Eu não ficava com a minha mãe o tempo todo porque a minha outra mãe trabalhava como costureira e não dispunha de tempo para tudo. Precisava de ajuda para com as crianças. Retornava para dar-lhe um apoio. Meus sobrinhos e meio irmãos. Adoro todos eles.
A vida segue seu curso como um rio. Não há volta. Não queria voltar para desfazer nada. Tudo foi vivido intensamente. Se registro com sabor de saudade é só saudade, não desejo de voltar.
Vivi, cresci e fui embora. A vida levou-me para outro Rio. Não mais o rio de areia, mas de muitas praias. Um Rio onde tudo é grandioso e lindo. Onde a Natureza soberana pintou belos quadros. È chamado de Cidade Maravilhosa. O sonho de todos, pelo menos do meu tempo, era conhecer a Capital da Cultura.

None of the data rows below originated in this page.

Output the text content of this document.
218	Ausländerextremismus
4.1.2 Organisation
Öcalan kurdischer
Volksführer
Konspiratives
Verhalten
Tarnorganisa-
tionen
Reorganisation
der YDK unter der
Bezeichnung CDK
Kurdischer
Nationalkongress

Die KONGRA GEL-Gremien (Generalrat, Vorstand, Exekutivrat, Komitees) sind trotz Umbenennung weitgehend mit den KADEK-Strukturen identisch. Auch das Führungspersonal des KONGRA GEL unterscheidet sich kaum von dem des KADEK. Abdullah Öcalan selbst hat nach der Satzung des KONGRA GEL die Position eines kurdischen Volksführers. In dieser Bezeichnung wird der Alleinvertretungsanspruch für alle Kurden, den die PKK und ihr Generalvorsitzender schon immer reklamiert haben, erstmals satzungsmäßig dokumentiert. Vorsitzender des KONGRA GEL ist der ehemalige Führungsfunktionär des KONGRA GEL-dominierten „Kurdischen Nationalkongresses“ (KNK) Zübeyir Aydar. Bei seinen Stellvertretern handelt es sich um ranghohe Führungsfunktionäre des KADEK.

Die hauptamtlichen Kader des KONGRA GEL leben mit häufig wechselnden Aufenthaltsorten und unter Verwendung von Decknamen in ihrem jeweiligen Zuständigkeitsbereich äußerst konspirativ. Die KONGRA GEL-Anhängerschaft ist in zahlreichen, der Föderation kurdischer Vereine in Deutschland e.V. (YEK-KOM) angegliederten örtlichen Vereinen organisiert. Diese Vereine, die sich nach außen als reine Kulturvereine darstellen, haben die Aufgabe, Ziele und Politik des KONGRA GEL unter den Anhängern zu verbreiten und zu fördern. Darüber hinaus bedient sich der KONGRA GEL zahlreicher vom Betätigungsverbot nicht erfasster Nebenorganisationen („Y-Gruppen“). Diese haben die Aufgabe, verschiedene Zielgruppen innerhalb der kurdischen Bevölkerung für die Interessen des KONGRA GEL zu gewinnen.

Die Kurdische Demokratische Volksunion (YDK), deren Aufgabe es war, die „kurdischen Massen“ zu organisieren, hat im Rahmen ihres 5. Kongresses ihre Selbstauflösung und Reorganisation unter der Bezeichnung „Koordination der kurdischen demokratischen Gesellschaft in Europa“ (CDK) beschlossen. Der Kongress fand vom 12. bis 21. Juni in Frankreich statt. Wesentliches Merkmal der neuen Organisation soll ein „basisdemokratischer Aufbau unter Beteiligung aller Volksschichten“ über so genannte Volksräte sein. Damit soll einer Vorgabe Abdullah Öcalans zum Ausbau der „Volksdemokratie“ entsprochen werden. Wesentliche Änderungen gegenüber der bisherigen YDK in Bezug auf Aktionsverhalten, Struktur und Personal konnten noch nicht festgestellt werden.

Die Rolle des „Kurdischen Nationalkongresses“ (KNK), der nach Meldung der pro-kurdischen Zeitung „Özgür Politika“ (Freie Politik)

Rio de Janeiro é realmente uma cidade linda. Com suas periferias como qualquer cidade grande. Com seus problemas e seus descuidos, mas continua linda.

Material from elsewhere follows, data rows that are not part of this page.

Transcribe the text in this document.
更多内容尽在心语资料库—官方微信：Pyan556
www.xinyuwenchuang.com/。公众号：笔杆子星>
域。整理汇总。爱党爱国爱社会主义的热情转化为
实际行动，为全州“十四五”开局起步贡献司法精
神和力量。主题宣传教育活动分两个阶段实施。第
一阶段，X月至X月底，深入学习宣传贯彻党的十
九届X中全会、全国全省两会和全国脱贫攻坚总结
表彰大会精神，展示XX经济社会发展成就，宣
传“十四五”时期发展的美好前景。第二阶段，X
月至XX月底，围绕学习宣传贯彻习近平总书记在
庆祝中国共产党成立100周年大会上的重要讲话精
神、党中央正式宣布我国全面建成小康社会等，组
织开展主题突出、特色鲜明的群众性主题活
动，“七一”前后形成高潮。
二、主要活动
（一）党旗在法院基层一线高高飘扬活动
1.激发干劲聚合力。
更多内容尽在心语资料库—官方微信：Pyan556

Como e por que o Rio de Janeiro?
É uma outra história.
Namorada de alguém que pretendia dar umas voltas ao mundo (não era o Júlio Verne). Saiu de Fortaleza com destino a São Paulo. Por causa, ajuda e bondade de um primo, parou no Rio de Janeiro. Prestou vestibular e entrou para a UFRRJ. Lá, começa a trabalhar e, estala o dedo... Aqui estou! Há trinta anos. Conclui a Faculdade de Letras. Trabalho na maior Rede Pública da América Latina. Leciono, professo, dou aulas de Língua Portuguesa.
A vida continua a fazer-me. Sou alegre, feliz, responsável e comprometida. Acredito que somos o que pensamos, por isso continuo sonhando que amanhã será melhor que hoje, porém não deixando de viver o hoje como se apresenta.
Deus é a minha maior fonte de energia positiva. Meu esposo, marido, companheiro continua sendo o meu equilíbrio. E meus filhos, são nossos filhos lindos e maravilhosos.